Twenty years ago, most people who contracted HIV quickly succumbed to AIDS-related illnesses. Today, better health care means that more HIV-positive people in the United States are living closer to a normal lifespan. Many health experts hope the same will soon be possible in Africa, as HIV drugs and treatment programs become more accessible. But no matter how effectively new anti-retroviral drugs can control symptoms, prevention is still vital.
With his firm handshake and sparkling eyes, Stephan seems much younger than his 45 years. And this Denver resident doesn't look like someone who's been HIV positive since the 1980s.
"It's going on 17 years, which is unusual, because I found out that I was positive at a time when the average lifespan, statistically, was 11 months. From date of diagnosis to death, was 11 months," he said.
Better anti-retroviral drugs saved Stephan's life. These days, he adds many HIV-positive Americans survive long enough to succumb to "normal" diseases of aging.
"We're now seeing a lot of HIV-positive people become victims of heart disease and, you know, the standard things that any person could get," he said.
To manage his condition, Stephan has become an expert in the treatment of HIV infection. He's a sought-after speaker at schools and health clinics, where he explains how to live with HIV, and how the virus isn't transmitted through handshakes or sneezes, but spreads when people have unprotected sex, or if injected drug users share needles.
Some in his audiences remain cavalier, saying that the chance of contracting HIV is so low, it will never happen to them, even if they do participate in risky behaviors. Besides, some with this attitude say, if they did become infected, they'd take the meds. So when people ask Stephan if the drugs have side effects, he has a ready answer.

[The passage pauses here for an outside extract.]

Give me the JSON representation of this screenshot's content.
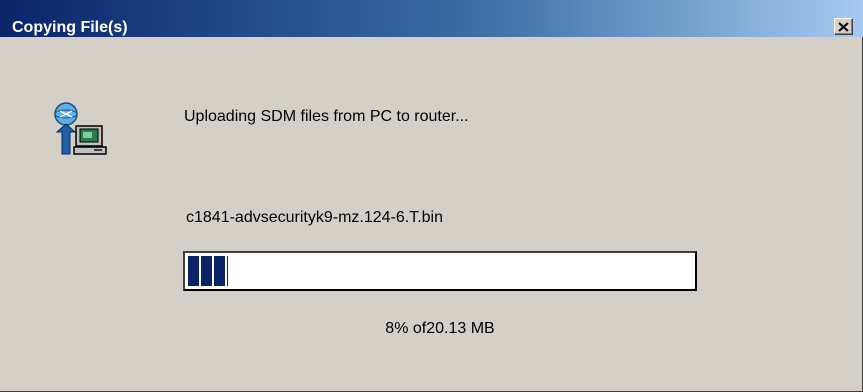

"Oh, yes there are," he said. "Some of the side effects are extremely unpleasant. It depends on which drug you're on. The protease inhibitors, particularly, the one that I'm on, causes extreme diarrhea. When I say diarrhea, I'm talking purely watery, five or six times a day, explosive and in high volume. It's extremely unpleasant and it's sometimes quite uncontrollable. You can have accidents in public spaces, and that is very embarrassing and uncomfortable. Some of them cause nausea; some of them cause loss of appetite. And some of them have deadly side effects."
Statia, 21, knows about those side effects as well, because she's been HIV-positive since the age of 15. Statia has spoken at many public education forums, and she especially likes to talks with teens about the importance of practicing safe sex, even when passions run high.

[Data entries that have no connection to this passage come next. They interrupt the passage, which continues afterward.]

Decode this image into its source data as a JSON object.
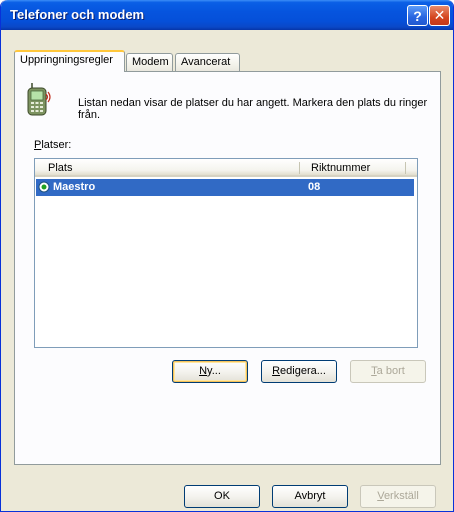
{
  "window": {
    "title": "Telefoner och modem",
    "help_glyph": "?",
    "close_glyph": "✕"
  },
  "tabs": [
    {
      "label": "Uppringningsregler",
      "active": true
    },
    {
      "label": "Modem",
      "active": false
    },
    {
      "label": "Avancerat",
      "active": false
    }
  ],
  "description": {
    "icon": "phone-icon",
    "text": "Listan nedan visar de platser du har angett. Markera den plats du ringer från."
  },
  "locations": {
    "label_prefix": "P",
    "label_rest": "latser:",
    "columns": [
      "Plats",
      "Riktnummer"
    ],
    "rows": [
      {
        "name": "Maestro",
        "area_code": "08",
        "selected": true
      }
    ]
  },
  "location_buttons": {
    "new_underlined": "N",
    "new_rest": "y...",
    "edit_underlined": "R",
    "edit_rest": "edigera...",
    "delete_underlined": "T",
    "delete_rest": "a bort"
  },
  "dialog_buttons": {
    "ok": "OK",
    "cancel": "Avbryt",
    "apply_underlined": "V",
    "apply_rest": "erkställ"
  },
  "colors": {
    "titlebar": "#0550d9",
    "selection": "#316ac5",
    "face": "#ece9d8"
  }
}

"In the long run, it's worth it, because after all those feelings are over and that person's gone away, you're stuck, and you've got to live with it, and that's reality," she said.
And that's a message experts at the Centers for Disease Control would like more people to hear.
"The dilemma that we're facing in the field of HIV prevention is that we still see that there are around 40,000 new infections of HIV every year, which really is unacceptable," said CDC epidemiologist Lisa Lee, who is working to reduce those infection rates.
According to the CDC, new HIV cases in the United States peaked in the mid-1980s, at around 160,000 annually. Education campaigns have played a large part in bringing that rate down to 40,000, where it has remained for several years. Knowing that effective treatments are available gives Americans an incentive to learn their HIV status. Today, more than 600,000 Americans know that they are HIV-positive, and according to Dr. Lee, that knowledge makes them allies in preventing new infections.
"They basically want to do the right thing and keep their partner safe and actually do reduce their unsafe behavior dramatically in some cases, and in fact in most cases," she said.
More troublesome are the roughly 200,000 HIV-positive Americans who don't yet realize they're infected. Although this group represents only 25 percent of those who live with HIV, Dr. Lee says they account for two thirds of new infections. There are a number of reasons these people don't know their status. Requesting an HIV test can be intimidating, and AIDS educator Stephan observes that there's a high level of denial among people who choose risky behaviors. But Statia says it's better to "bite the bullet."
"It's just, a matter of actually taking the incentive and doing it, knowing what the consequences can be long and short term, and you're better off knowing than not," said Statia.
To make it easier for people to learn their true status, without the stigma of having to specifically ask for a test, the Centers for Disease Control recommends that HIV screenings be offered as a standard part of many medical checkups.